Quand la Normandie manque d’eau

Le mois de février 2023 fait partie des mois de février les plus secs jamais observés depuis le début des enregistrements de cumuls pluviométriques.

La situation n’est pas spécifique à la Normandie puisque la France a connu une sécheresse hivernale exceptionnelle avec un triste record de 32 jours consécutifs sans pluie, qui vient aggraver une situation déjà catastrophique avec la sécheresse de 2022.

Les répercussions de ces sécheresses à répétition sont particulièrement visibles sur les débits des cours d’eau normands qui connaissent un étiage particulièrement bas pour une fin d’hiver avec des records battus en plusieurs points du territoire.

Cette sécheresse hivernale est d’autant plus inquiétante que les pluies de septembre à mars sont censées permettre aux nappes phréatiques et aux rivières de retrouver leurs niveaux habituels.

Face à cette crise, et à contre-courant — si j’ose dire — de ce qu’il faudrait faire, le lobby de l’eau instrumentalise la situation pour justifier le développement, ailleurs en France, de nouvelles « bassines » agricoles.

  • Les « bassines » sont des ouvrages de stockage d’eau de plusieurs centaines de milliers de m³ destinés à l’irrigation de cultures qui concernent une minorité d’agriculteurs.

  • Contrairement à ce que l’on pourrait spontanément penser, elles ne stockent pas l’eau de pluie ni de ruissellement (ce qui ne serait déjà pas sans poser problème en terme de perturbation du cycle de l’eau et privatisation de la « ressource »…) mais sont alimentées par des pompes qui vont chercher l’eau dans les nappes phréatiques.

  • Leur impact est donc catastrophique car elles viennent aggraver l’état des nappes phréatiques déjà affaiblies par les sécheresses successives tout en alimentant un gaspillage d’eau insupportable lié à l’évaporation de l’eau stockée en surface.

  • Ces « bassines » ne bénéficient qu’à moins de 5 % des agriculteurs, issus de l’agro-industrie. Il s’agit en général de produire du maïs destiné à l’élevage industriel bien connu pour son « respect » de la condition animale.
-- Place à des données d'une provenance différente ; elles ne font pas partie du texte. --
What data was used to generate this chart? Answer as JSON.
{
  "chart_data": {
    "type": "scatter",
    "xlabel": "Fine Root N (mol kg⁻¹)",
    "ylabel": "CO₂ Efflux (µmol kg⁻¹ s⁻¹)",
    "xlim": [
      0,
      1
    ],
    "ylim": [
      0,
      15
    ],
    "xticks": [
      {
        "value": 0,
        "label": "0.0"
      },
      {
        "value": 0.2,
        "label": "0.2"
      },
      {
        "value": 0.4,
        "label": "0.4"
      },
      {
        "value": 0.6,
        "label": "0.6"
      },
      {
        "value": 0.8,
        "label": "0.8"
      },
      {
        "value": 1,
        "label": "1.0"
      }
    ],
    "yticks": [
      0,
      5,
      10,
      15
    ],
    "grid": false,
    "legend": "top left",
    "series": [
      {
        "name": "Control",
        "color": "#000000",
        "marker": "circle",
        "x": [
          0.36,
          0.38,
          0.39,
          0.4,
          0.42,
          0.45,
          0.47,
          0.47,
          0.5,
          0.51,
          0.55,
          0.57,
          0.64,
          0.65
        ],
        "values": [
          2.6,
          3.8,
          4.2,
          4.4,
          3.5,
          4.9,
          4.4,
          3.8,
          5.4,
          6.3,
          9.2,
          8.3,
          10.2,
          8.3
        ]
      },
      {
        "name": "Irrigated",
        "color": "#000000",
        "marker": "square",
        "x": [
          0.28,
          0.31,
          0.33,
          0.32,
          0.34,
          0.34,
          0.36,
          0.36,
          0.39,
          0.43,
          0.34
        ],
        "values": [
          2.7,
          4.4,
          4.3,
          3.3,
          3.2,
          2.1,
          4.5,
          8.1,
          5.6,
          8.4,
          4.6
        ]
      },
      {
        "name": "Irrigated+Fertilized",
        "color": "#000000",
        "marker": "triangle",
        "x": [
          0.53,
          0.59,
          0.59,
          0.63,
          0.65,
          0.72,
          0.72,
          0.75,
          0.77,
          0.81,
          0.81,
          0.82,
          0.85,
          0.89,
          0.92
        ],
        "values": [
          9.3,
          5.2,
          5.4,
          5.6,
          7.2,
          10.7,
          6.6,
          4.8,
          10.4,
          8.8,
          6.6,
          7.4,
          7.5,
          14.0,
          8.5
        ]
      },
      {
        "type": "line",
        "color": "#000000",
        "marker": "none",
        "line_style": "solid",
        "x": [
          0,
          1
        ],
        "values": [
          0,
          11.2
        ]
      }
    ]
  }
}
  • Le pire, c’est que ces « bassines » sont principalement financées par l’Agence de l’Eau dont l’essentiel des revenus est assuré par une taxe sur les factures d’eau… des particuliers.

Mesurons bien l’absurdité du système : alors que nos concitoyen.nes seront soumis à des mesures de restrictions d’eau en été, ce sont eux qui financeront des « méga-bassines » pour permettre à l’agro-industrie de continuer à produire sans contrainte ni respect pour l’environnement.

Le tout en fragilisant les débits des cours d’eau et la biodiversité qui subit déjà un effondrement sans précédent.

La circulation des eaux de surface et souterraines sont le sang et les veines qui irriguent la Terre. Faire obstacle à cette circulation, accaparer l’eau, la détourner et la confisquer de son cours, c’est ni plus ni moins tuer la circulation de la vie.

Il est urgent de mettre un terme à cette fuite en avant sur l’autel d’un modèle agricole punitif pour une majorité de paysans, pour l’environnement et pour l’intérêt général. 

Cette version réinventée du « quoi qu’il en coûte » se heurte aux limites physique de nos écosystèmes. Et la nature ne négocie pas. Elle vit, ou elle meurt.

A défaut d’une remise en question du modèle agro-industriel dominant, il est à craindre que la « verte Normandie » s’assèche en voyant se multiplier ces projets absurdes et écocides de « méga-bassines » dont elle est, pour le moment, préservée.

L’aveuglement techniciste qui consiste à croire que les difficultés structurelles que produisent nos modes de productions et de consommations à coût de technologies et d’investissement en faveur d’infrastructures destructrices conduit dans une impasse funeste.

La seule façon de surmonter la difficulté est d’accepter de changer de modèle économique et les comportements qu’il encourage :

  • Nous devons revenir à une agriculture paysanne à taille humaine, de proximité et tourner la page de l’agro-industrie ;

  • Notre modèle agricole doit se baser sur le vivant, et notamment les extraordinaires résultats de la permaculture ;

  • L’usage intensif de produits chimiques, poison pour l’environnement et notre santé, doit être banni ;

  • Enfin, nous devons adapter nos cultures en optant pour des essences compatibles avec le réchauffement climatique et beaucoup moins consommatrices d’eau.

Si nous refusons de prendre en compte ces réalités et nous obstinons à vouloir faire comme avant, alors nous allons, même en Normandie, au devant de graves pénuries d’eau qui — comme ailleurs dans le monde — mettront en cause l’habitabilité de notre territoire.